Possibly you should check with your corp mates because in the last week they’ve been involved with the following:
Further, looking at your KB, you have destroyed ~5 Billion worth of other peoples stuff, and lost ~2 Billion… which isn’t terrible.
Also there’s a ‘trophies’ link on ZKillBoard, of which you received 52 of a possible 525.
So there’s lots of incentives, you just need to look a little harder.
Edit: Reply to necro thread, I win the forums!
Regards,
Cypr3ss.
Yes it is expensive. And if you enjoy pvp, I’d advise you find an in-game source of income (rent a wh, or alt run incursions, or have a market/scam alt in jita, or nullsec sites, moon mining, or any other alike high isk income role) to fuel your passion. On the longer run, if you maintain good killrates, who knows maybe you can join the elite power blocks, and even fcs major blobs.

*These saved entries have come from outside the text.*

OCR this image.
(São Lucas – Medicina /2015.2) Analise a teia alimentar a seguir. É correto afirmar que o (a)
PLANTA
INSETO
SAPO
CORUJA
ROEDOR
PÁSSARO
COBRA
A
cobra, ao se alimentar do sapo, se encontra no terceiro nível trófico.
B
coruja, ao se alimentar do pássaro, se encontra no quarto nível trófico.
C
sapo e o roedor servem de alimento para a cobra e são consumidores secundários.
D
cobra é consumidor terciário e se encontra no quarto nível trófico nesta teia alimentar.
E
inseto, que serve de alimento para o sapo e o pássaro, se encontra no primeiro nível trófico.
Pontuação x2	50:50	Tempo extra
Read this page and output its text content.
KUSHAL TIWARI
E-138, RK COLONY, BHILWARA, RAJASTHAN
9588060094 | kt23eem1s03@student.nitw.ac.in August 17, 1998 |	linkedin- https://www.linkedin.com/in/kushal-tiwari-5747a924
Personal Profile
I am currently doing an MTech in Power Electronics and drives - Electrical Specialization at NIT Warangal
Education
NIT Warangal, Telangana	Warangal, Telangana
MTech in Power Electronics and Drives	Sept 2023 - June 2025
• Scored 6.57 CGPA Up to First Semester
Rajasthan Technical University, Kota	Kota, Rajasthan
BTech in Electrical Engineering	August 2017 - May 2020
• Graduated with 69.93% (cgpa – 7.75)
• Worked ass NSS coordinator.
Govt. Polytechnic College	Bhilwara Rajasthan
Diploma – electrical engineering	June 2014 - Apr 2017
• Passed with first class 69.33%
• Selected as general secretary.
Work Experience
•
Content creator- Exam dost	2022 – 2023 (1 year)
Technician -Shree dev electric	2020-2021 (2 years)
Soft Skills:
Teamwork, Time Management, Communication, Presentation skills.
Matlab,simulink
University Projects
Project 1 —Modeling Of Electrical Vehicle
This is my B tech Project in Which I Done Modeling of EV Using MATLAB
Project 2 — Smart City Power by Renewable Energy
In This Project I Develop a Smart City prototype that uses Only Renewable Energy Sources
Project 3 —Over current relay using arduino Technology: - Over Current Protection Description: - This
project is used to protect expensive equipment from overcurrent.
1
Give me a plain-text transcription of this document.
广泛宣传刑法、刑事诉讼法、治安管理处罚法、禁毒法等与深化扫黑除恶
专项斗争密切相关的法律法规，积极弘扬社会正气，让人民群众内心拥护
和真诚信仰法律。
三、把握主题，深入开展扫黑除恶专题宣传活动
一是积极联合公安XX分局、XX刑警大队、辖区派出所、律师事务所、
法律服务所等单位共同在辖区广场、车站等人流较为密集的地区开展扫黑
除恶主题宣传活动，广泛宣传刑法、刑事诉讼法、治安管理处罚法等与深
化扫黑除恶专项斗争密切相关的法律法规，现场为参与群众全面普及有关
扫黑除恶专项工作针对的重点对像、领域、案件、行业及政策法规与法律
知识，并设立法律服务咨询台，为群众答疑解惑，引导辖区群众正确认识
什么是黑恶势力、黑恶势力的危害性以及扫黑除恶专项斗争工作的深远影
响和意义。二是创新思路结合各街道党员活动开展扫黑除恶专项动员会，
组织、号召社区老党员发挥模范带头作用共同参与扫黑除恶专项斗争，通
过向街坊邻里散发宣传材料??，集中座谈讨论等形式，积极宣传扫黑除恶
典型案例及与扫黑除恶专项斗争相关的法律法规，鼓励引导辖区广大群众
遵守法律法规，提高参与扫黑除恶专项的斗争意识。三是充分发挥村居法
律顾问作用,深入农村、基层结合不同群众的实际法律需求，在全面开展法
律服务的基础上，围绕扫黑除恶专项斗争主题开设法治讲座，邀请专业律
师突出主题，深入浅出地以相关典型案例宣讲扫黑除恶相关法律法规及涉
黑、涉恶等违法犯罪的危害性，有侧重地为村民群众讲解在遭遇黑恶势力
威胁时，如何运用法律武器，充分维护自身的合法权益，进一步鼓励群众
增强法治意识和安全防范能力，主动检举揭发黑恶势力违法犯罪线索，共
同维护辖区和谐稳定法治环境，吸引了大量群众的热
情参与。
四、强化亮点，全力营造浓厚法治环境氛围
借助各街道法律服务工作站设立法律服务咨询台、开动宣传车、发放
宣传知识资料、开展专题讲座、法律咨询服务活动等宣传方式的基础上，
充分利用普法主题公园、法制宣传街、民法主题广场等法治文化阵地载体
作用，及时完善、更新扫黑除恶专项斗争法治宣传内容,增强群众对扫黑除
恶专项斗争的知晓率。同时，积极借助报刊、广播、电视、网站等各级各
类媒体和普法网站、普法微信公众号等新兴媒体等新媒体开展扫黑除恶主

When I went from leveling my Raven to solo pvp, my inspiration was making videos.
I lost a lot of footage and only made one so far but in time I might continue recording, once I have figured out why this software isn’t recording properly and doesn’t slow my client down.
Then you become a legend with videos to watch and learn a few things about ships, mechanics and the weird things people do or not.
Now am blaming one of my former corpmates for getting me to taste out bling - he made me do it.
However, video making is a lot of work and not for everyone but usually get nice feedback.
While thinking on this topic, I have to agree that for the most part the PVP is the incentive to PVP however, a slight ISK gain for PVP could become an interesting dynamic.
The process that I came up with would be something like this.
The pilots that destroy a ship receive a payout equal to the cost of basic insurance distributed to each pilot based on the percentage of damage each pilot did.
Using an uninsured Talos as an example,
Cost of Basic insurance is 2,369,696 ISK, if 3 pilots were involved in destroying the ship with damage at 60% for pilot 1, 35% for pilot 2, and 5% for pilot 3 the ISK would be distributed as the following.
Pilot 1 would get, 1,421,817.6 ISK
Pilot 2 would get, 829,393.6 ISK
Pilot 3 would get, 118,484.8 ISK
The Talos pilot would get 18,957,568 ISK for a payout of an uninsured ship.
By maintaining low payouts for the pilots who destroy the ships it would prevent gaming of the system to profit by destroying your alt.
In the above example the Talos costs, 55,786,162 ISK, the Platinum insurance costs 14,218176 ISK and the payout is 47,393,920 ISK for a differential of 33,174,744 ISK for the payout. Destroying the ship would net the alt 2,369,696 ISK for a total ISK distribution of 35,545,440 ISK. Down 20 million from the initial cost of the ship.
While this would inject more ISK into the game, it should be offset by the mineral sink.
Unfortunately, Eve is far too balanced and the proprietors do not care or wish to change anything that involves making things easier for players in the ways you mentioned.